In clinical practice, we treated seven patients with androgen-independent prostate cancer with DESdP (Table 3). PSA levels decreased in all patients, and palliative effects were obtained. Viable cancer cells were confirmed by prostate needle biopsy specimens for four patients. Three of the four were positive for IGFBP-6 staining. For one patient, IGFBP-6 immunostaining was upregulated as shown in Figure 8. This suggests that upregulation of IGFBP-6 was observed in a part of patients with androgen-independent prostate cancer treated by DESdP. We considered that the heterogeneity of biological features of prostate cancer may have affected the present results.

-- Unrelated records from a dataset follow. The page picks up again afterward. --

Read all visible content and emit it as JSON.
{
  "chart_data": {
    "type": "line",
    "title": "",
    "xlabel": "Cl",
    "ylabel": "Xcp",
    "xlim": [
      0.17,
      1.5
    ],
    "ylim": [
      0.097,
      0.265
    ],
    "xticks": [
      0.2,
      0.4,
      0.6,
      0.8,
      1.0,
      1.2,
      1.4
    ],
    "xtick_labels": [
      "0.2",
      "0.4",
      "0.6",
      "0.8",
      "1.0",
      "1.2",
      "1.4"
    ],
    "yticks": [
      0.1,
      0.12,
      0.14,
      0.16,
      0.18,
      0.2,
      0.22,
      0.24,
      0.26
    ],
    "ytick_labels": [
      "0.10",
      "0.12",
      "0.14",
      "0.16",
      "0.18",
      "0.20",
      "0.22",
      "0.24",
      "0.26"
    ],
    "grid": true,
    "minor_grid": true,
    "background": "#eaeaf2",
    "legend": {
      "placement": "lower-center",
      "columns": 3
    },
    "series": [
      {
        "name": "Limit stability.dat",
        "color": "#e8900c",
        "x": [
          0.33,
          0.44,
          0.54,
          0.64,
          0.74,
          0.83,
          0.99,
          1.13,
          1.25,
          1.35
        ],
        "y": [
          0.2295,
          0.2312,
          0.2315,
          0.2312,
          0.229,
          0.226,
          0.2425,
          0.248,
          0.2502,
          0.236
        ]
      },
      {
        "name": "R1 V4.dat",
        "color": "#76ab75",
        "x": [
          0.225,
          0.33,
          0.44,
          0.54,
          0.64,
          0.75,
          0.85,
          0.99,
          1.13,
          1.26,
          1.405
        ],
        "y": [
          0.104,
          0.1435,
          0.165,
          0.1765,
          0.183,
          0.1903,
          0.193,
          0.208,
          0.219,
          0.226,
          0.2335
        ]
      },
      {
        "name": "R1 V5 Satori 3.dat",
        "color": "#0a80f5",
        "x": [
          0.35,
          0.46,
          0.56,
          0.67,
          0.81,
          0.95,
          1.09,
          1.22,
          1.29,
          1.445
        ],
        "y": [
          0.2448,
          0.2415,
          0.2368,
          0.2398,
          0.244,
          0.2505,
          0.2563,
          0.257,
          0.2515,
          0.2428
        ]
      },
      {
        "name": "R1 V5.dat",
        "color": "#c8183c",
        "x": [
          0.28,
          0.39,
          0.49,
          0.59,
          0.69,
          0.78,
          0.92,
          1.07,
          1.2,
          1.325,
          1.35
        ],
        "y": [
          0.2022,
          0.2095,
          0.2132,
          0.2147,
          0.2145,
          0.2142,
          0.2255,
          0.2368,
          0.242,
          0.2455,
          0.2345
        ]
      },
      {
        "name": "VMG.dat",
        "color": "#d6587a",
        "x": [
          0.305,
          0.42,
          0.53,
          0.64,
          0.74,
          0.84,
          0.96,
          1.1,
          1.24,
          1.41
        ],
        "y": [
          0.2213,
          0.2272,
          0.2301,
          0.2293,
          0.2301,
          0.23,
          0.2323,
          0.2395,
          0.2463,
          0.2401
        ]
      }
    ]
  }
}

In conclusion, we found that many genes including cell attachment/invasion, cell cycle, intracellular signalling, apoptosis and cell proliferation genes, are downregulated after DES treatment in human prostate cancer LNCaP and PC-3 cells. However, IGFBP-6 is upregulated at the mRNA and protein level in androgen-independent human prostate cancer PC-3 cells. rIGFBP-6 inhibits PC-3 cell proliferation, and neutralising anti-IGFBP-6 antibody antagonises the inhibitory effect of DES in PC-3 cells. These finding suggest that IGFBP-6 might be involved in the direct effect of DES in androgen-independent human prostate cancer.